Juan Bautista Diógenes Hequet, or Hecquet (26 September 1866 – 28 August 1902) was an Uruguayan painter, graphic artist and professor, best known for his battle scenes.

== Biography ==
He was born in Montevideo. His first art lessons were in the workshop of his father, the French-born lithographer José Adolfo Hequet (1826–1888). In 1886, he went to Paris to perfect his etching techniques with Louis Tauzin. Two years later, he enrolled at the municipal art school in the 14th arrondissement, operated by Auguste Truphème. It was there that he first became interested in military art and was influenced by the works of Meissonier, Neuville and Detaille.

Upon returning to Montevideo, he set about producing a large number of historical works. Outstanding among these was a series called "Episodios Nacionales", that depicted all of the principal events in the history of Uruguay, including the "Cry of Asencio" and the "Battle of Las Piedras". In addition to these works, he also created nativist works depicting peasant life and rural landscapes.

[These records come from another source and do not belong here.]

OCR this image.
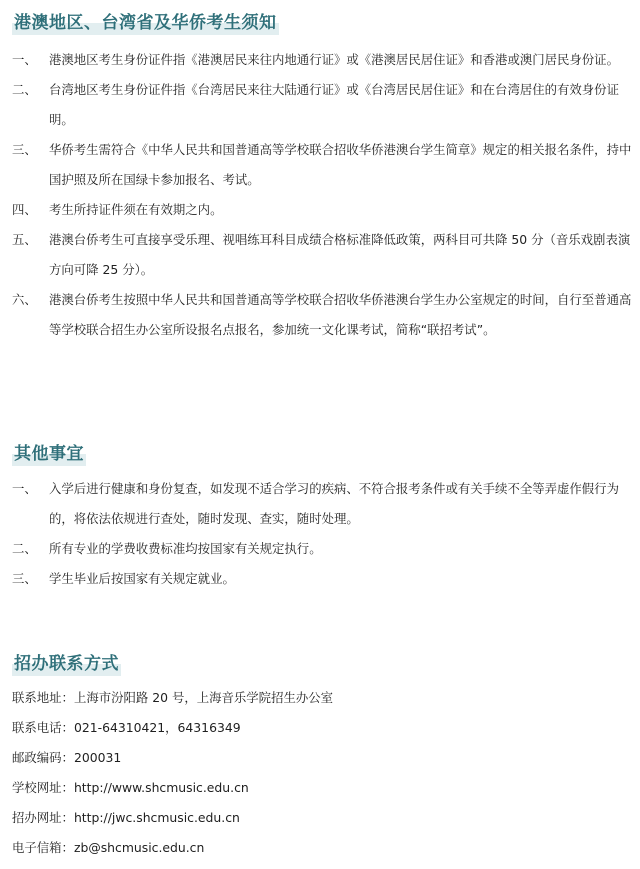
港澳地区、台湾省及华侨考生须知
一、 港澳地区考生身份证件指《港澳居民来往内地通行证》或《港澳居民居住证》和香港或澳门居民身份证。
二、 台湾地区考生身份证件指《台湾居民来往大陆通行证》或《台湾居民居住证》和在台湾居住的有效身份证明。
三、 华侨考生需符合《中华人民共和国普通高等学校联合招收华侨港澳台学生简章》规定的相关报名条件，持中国护照及所在国绿卡参加报名、考试。
四、 考生所持证件须在有效期之内。
五、 港澳台侨考生可直接享受乐理、视唱练耳科目成绩合格标准降低政策，两科目可共降 50 分（音乐戏剧表演方向可降 25 分）。
六、 港澳台侨考生按照中华人民共和国普通高等学校联合招收华侨港澳台学生办公室规定的时间，自行至普通高等学校联合招生办公室所设报名点报名，参加统一文化课考试，简称“联招考试”。
其他事宜
一、 入学后进行健康和身份复查，如发现不适合学习的疾病、不符合报考条件或有关手续不全等弄虚作假行为的，将依法依规进行查处，随时发现、查实，随时处理。
二、 所有专业的学费收费标准均按国家有关规定执行。
三、 学生毕业后按国家有关规定就业。
招办联系方式
联系地址：上海市汾阳路 20 号，上海音乐学院招生办公室
联系电话：021-64310421，64316349
邮政编码：200031
学校网址：http://www.shcmusic.edu.cn
招办网址：http://jwc.shcmusic.edu.cn
电子信箱：zb@shcmusic.edu.cn
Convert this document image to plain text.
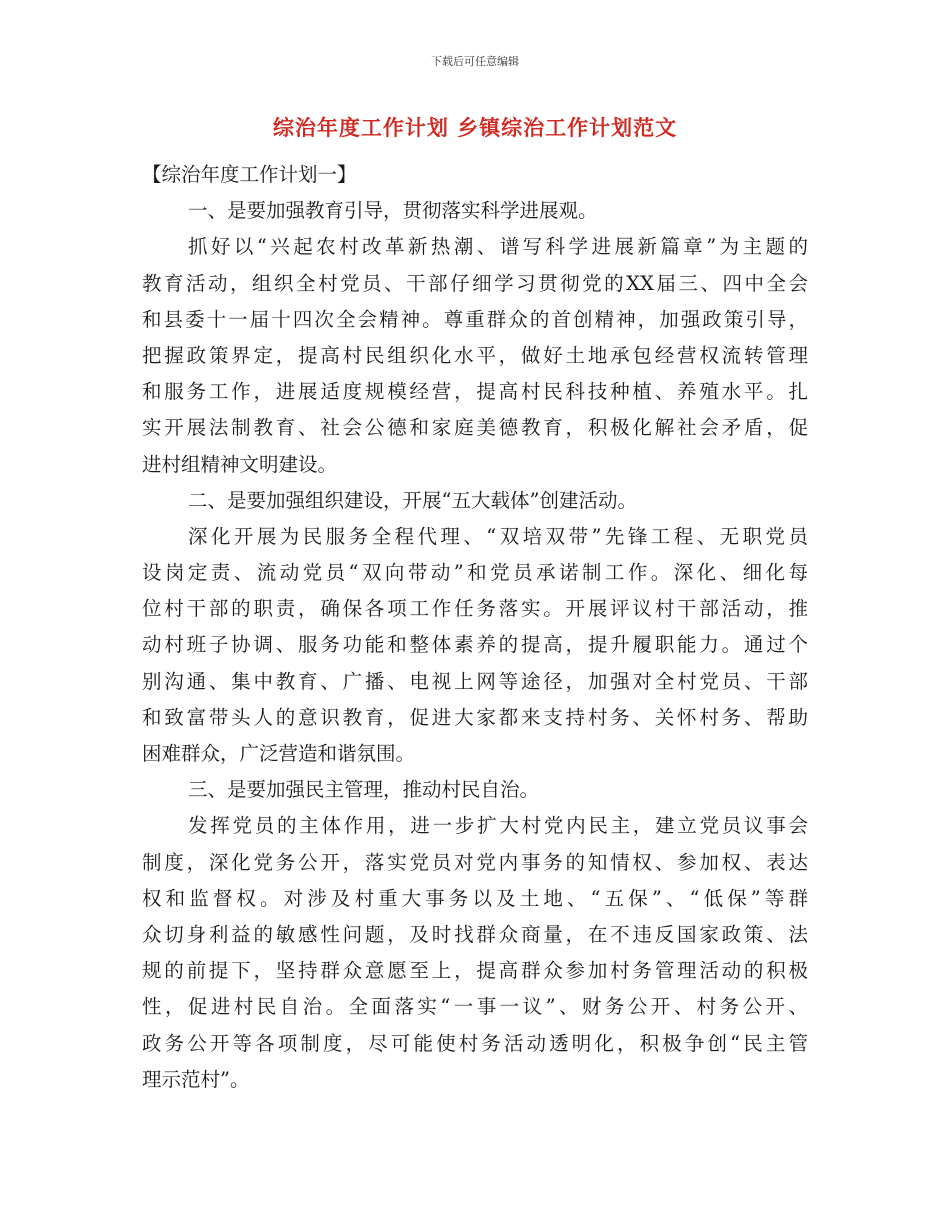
下载后可任意编辑
综治年度工作计划 乡镇综治工作计划范文
【综治年度工作计划一】
一、是要加强教育引导，贯彻落实科学进展观。
抓好以“兴起农村改革新热潮、谱写科学进展新篇章”为主题的
教育活动，组织全村党员、干部仔细学习贯彻党的XX届三、四中全会
和县委十一届十四次全会精神。尊重群众的首创精神，加强政策引导，
把握政策界定，提高村民组织化水平，做好土地承包经营权流转管理
和服务工作，进展适度规模经营，提高村民科技种植、养殖水平。扎
实开展法制教育、社会公德和家庭美德教育，积极化解社会矛盾，促
进村组精神文明建设。
二、是要加强组织建设，开展“五大载体”创建活动。
深化开展为民服务全程代理、“双培双带”先锋工程、无职党员
设岗定责、流动党员“双向带动”和党员承诺制工作。深化、细化每
位村干部的职责，确保各项工作任务落实。开展评议村干部活动，推
动村班子协调、服务功能和整体素养的提高，提升履职能力。通过个
别沟通、集中教育、广播、电视上网等途径，加强对全村党员、干部
和致富带头人的意识教育，促进大家都来支持村务、关怀村务、帮助
困难群众，广泛营造和谐氛围。
三、是要加强民主管理，推动村民自治。
发挥党员的主体作用，进一步扩大村党内民主，建立党员议事会
制度，深化党务公开，落实党员对党内事务的知情权、参加权、表达
权和监督权。对涉及村重大事务以及土地、“五保”、“低保”等群
众切身利益的敏感性问题，及时找群众商量，在不违反国家政策、法
规的前提下，坚持群众意愿至上，提高群众参加村务管理活动的积极
性，促进村民自治。全面落实“一事一议”、财务公开、村务公开、
政务公开等各项制度，尽可能使村务活动透明化，积极争创“民主管
理示范村”。
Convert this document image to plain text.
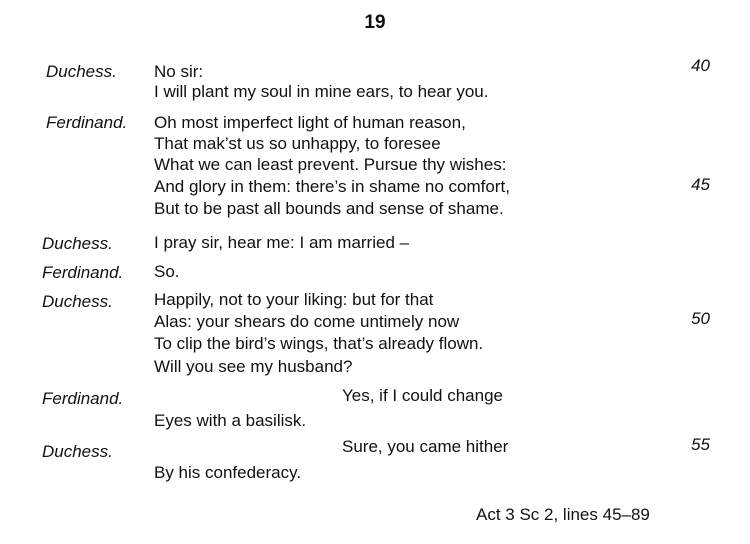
19
Duchess. No sir:
I will plant my soul in mine ears, to hear you.
Ferdinand. Oh most imperfect light of human reason,
That mak’st us so unhappy, to foresee
What we can least prevent. Pursue thy wishes:
And glory in them: there’s in shame no comfort,
But to be past all bounds and sense of shame.
Duchess. I pray sir, hear me: I am married –
Ferdinand. So.
Duchess. Happily, not to your liking: but for that
Alas: your shears do come untimely now
To clip the bird’s wings, that’s already flown.
Will you see my husband?
Ferdinand.	Yes, if I could change
Eyes with a basilisk.
Duchess.	Sure, you came hither
By his confederacy.
40
45
50
55
Act 3 Sc 2, lines 45–89
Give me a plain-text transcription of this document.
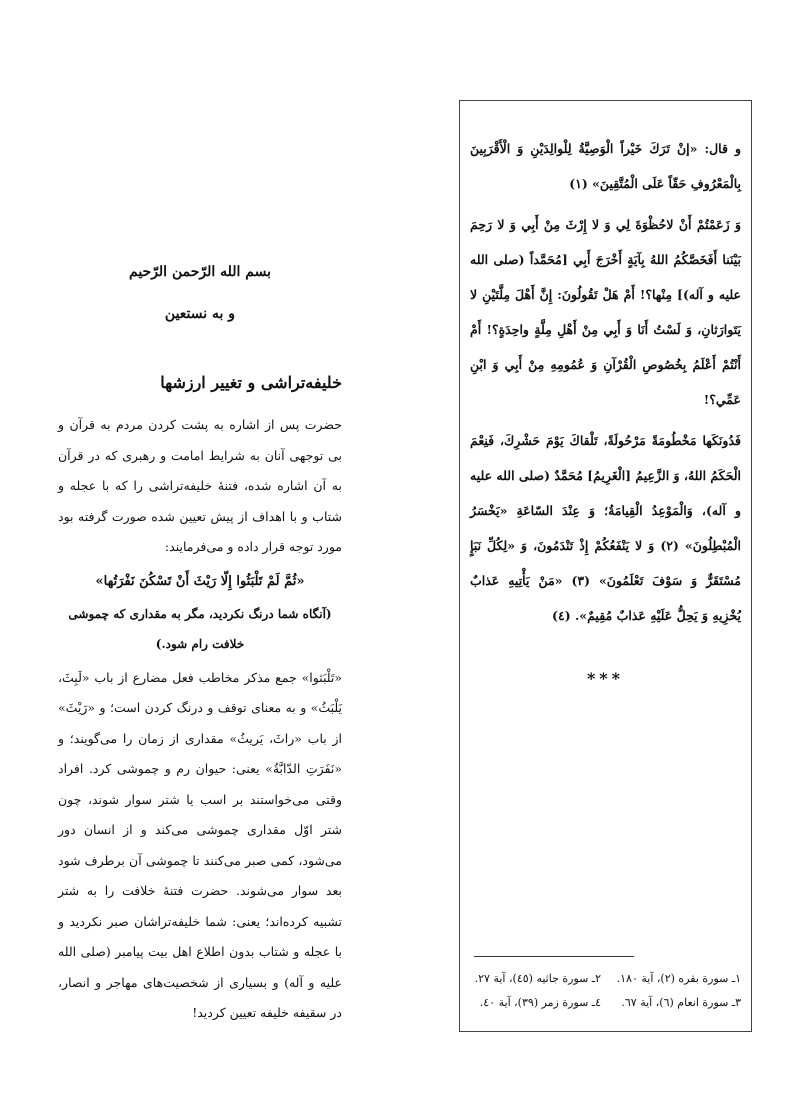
و قال: «إنْ تَرَكَ خَيْراً الْوَصِيَّةُ لِلْوالِدَيْنِ وَ الْأَقْرَبِينَ بِالْمَعْرُوفِ حَقّاً عَلَى الْمُتَّقِينَ» (١)

وَ زَعَمْتُمْ أَنْ لاحُظْوَةَ لِي وَ لا إِرْثَ مِنْ أَبِي وَ لا رَحِمَ بَيْنَنا أَفَخَصَّكُمُ اللهُ بِآيَةٍ أَخْرَجَ أَبِي [مُحَمَّداً (صلى الله عليه و آله)] مِنْها؟! أَمْ هَلْ تَقُولُونَ: إِنَّ أَهْلَ مِلَّتَيْنِ لا يَتَوارَثانِ، وَ لَسْتُ أَنَا وَ أَبِي مِنْ أَهْلِ مِلَّةٍ واحِدَةٍ؟! أَمْ أَنْتُمْ أَعْلَمُ بِخُصُوصِ الْقُرْآنِ وَ عُمُومِهِ مِنْ أَبِي وَ ابْنِ عَمِّي؟!

فَدُونَكَها مَخْطُومَةً مَرْحُولَةً، تَلْقاكَ يَوْمَ حَشْرِكَ، فَنِعْمَ الْحَكَمُ اللهُ، وَ الزَّعِيمُ [الْغَرِيمُ] مُحَمَّدٌ (صلى الله عليه و آله)، وَالْمَوْعِدُ الْقِيامَةُ؛ وَ عِنْدَ السّاعَةِ «يَخْسَرُ الْمُبْطِلُونَ» (٢) وَ لا يَنْفَعُكُمْ إِذْ تَنْدَمُونَ، وَ «لِكُلِّ نَبَإٍ مُسْتَقَرٌّ وَ سَوْفَ تَعْلَمُونَ» (٣) «مَنْ يَأْتِيهِ عَذابٌ يُخْزِيهِ وَ يَحِلُّ عَلَيْهِ عَذابٌ مُقِيمٌ». (٤)

***
١ـ سورة بقره (٢)، آية ١٨٠.
٢ـ سورة جاثيه (٤٥)، آية ٢٧.
٣ـ سورة انعام (٦)، آية ٦٧.
٤ـ سورة زمر (٣٩)، آية ٤٠.
بسم الله الرّحمن الرّحيم
و به نستعين
خليفه‌تراشی و تغيير ارزشها

حضرت پس از اشاره به پشت كردن مردم به قرآن و بی توجهی آنان به شرایط امامت و رهبری كه در قرآن به آن اشاره شده، فتنهٔ خلیفه‌تراشی را كه با عجله و شتاب و با اهداف از پیش تعیین شده صورت گرفته بود مورد توجه قرار داده و می‌فرمایند:

«ثُمَّ لَمْ تَلْبَثُوا إِلّا رَيْثَ أَنْ تَسْكُنَ نَفْرَتُها»

(آنگاه شما درنگ نكردید، مگر به مقداری كه چموشی خلافت رام شود.)

«تَلْبَثوا» جمع مذكر مخاطب فعل مضارع از باب «لَبِثَ، يَلْبَثُ» و به معنای توقف و درنگ كردن است؛ و «رَيْثَ» از باب «راثَ، يَريثُ» مقداری از زمان را می‌گویند؛ و «نَفَرَتِ الدّابَّةُ» یعنی: حیوان رم و چموشی كرد. افراد وقتی می‌خواستند بر اسب یا شتر سوار شوند، چون شتر اوّل مقداری چموشی می‌كند و از انسان دور می‌شود، كمی صبر می‌كنند تا چموشی آن برطرف شود بعد سوار می‌شوند. حضرت فتنهٔ خلافت را به شتر تشبیه كرده‌اند؛ یعنی: شما خلیفه‌تراشان صبر نكردید و با عجله و شتاب بدون اطلاع اهل بیت پیامبر (صلى الله عليه و آله) و بسیاری از شخصیت‌های مهاجر و انصار، در سقیفه خلیفه تعیین كردید!
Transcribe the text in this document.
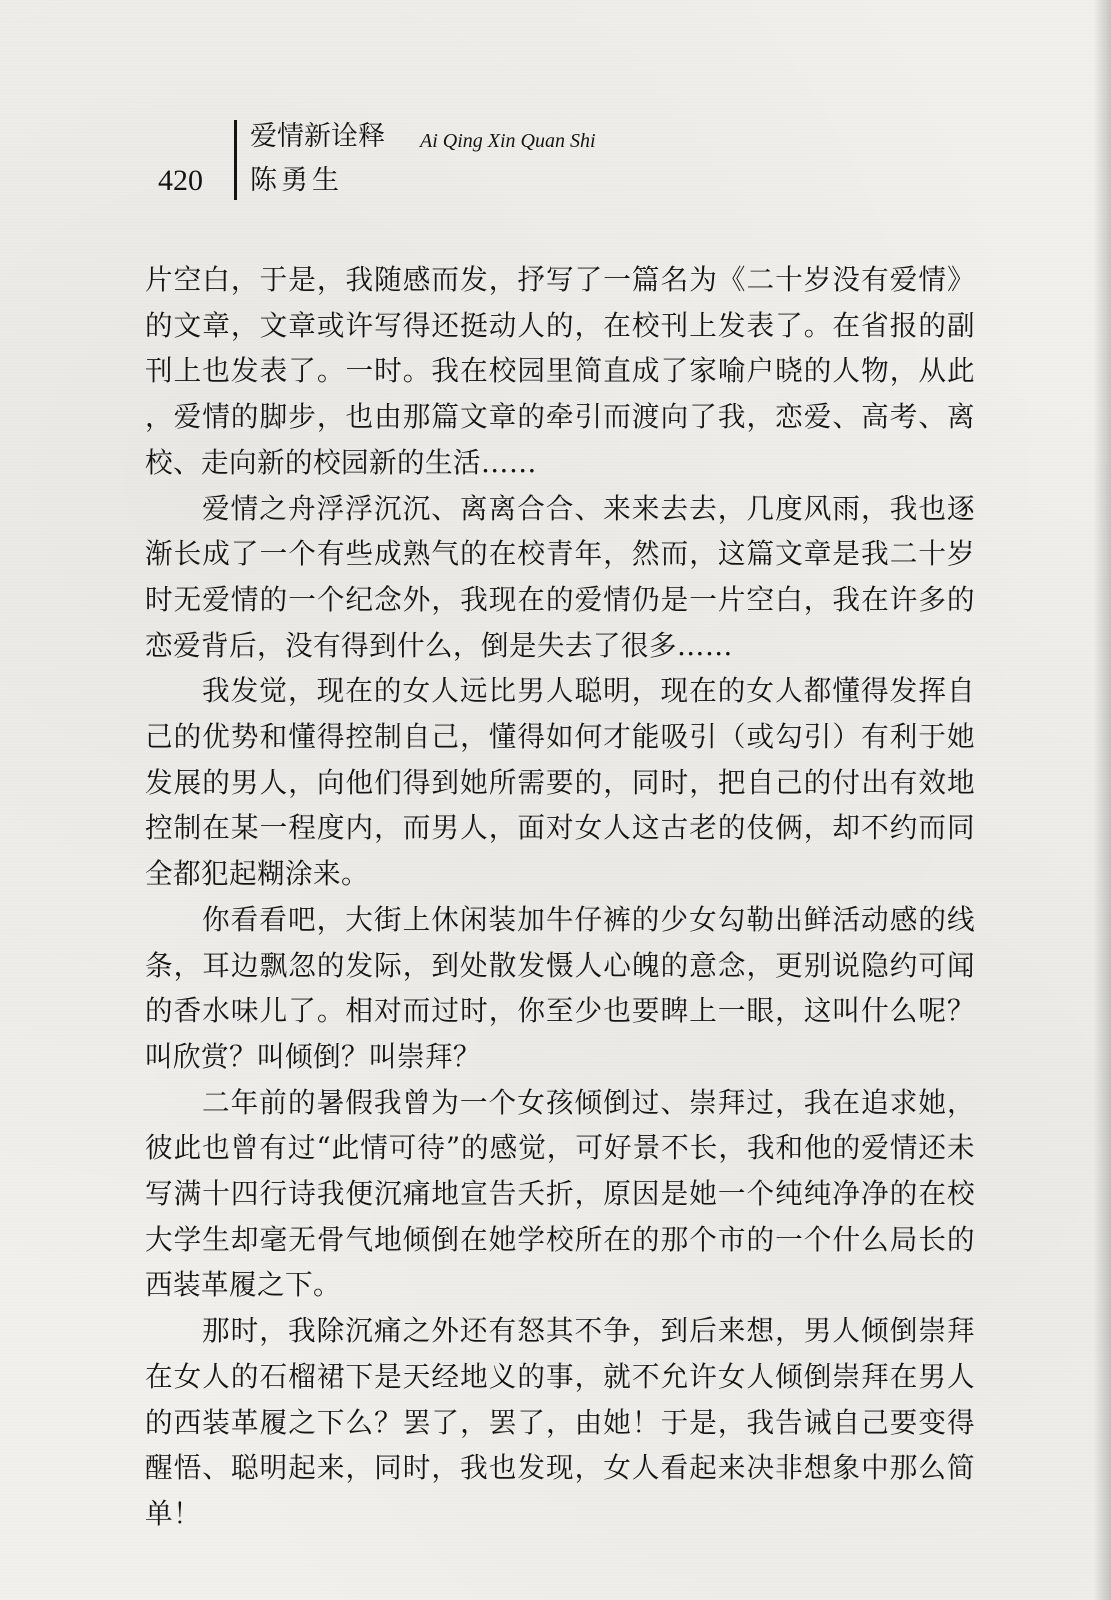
420
爱情新诠释 Ai Qing Xin Quan Shi
陈勇生

片空白，于是，我随感而发，抒写了一篇名为《二十岁没有爱情》的文章，文章或许写得还挺动人的，在校刊上发表了。在省报的副刊上也发表了。一时。我在校园里简直成了家喻户晓的人物，从此，爱情的脚步，也由那篇文章的牵引而渡向了我，恋爱、高考、离校、走向新的校园新的生活……

爱情之舟浮浮沉沉、离离合合、来来去去，几度风雨，我也逐渐长成了一个有些成熟气的在校青年，然而，这篇文章是我二十岁时无爱情的一个纪念外，我现在的爱情仍是一片空白，我在许多的恋爱背后，没有得到什么，倒是失去了很多……

我发觉，现在的女人远比男人聪明，现在的女人都懂得发挥自己的优势和懂得控制自己，懂得如何才能吸引（或勾引）有利于她发展的男人，向他们得到她所需要的，同时，把自己的付出有效地控制在某一程度内，而男人，面对女人这古老的伎俩，却不约而同全都犯起糊涂来。

你看看吧，大街上休闲装加牛仔裤的少女勾勒出鲜活动感的线条，耳边飘忽的发际，到处散发慑人心魄的意念，更别说隐约可闻的香水味儿了。相对而过时，你至少也要睥上一眼，这叫什么呢？叫欣赏？叫倾倒？叫崇拜？

二年前的暑假我曾为一个女孩倾倒过、崇拜过，我在追求她，彼此也曾有过“此情可待”的感觉，可好景不长，我和他的爱情还未写满十四行诗我便沉痛地宣告夭折，原因是她一个纯纯净净的在校大学生却毫无骨气地倾倒在她学校所在的那个市的一个什么局长的西装革履之下。

那时，我除沉痛之外还有怒其不争，到后来想，男人倾倒崇拜在女人的石榴裙下是天经地义的事，就不允许女人倾倒崇拜在男人的西装革履之下么？罢了，罢了，由她！于是，我告诫自己要变得醒悟、聪明起来，同时，我也发现，女人看起来决非想象中那么简单！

In 1893, he made an unsuccessful effort to establish a new school of fine arts. Later he joined with several other Uruguayan artists to create the "Artistic Circle of Uruguay". Juan Manuel Blanes was its first President.

Shortly after, he became a professor at the University of the Republic, where he held the chairs of drawing (in the "Sección Preparatoria") and ornament (in the "Facultad de Matemáticas"); positions he held until his death. He also provided illustrations for several magazines and newspapers.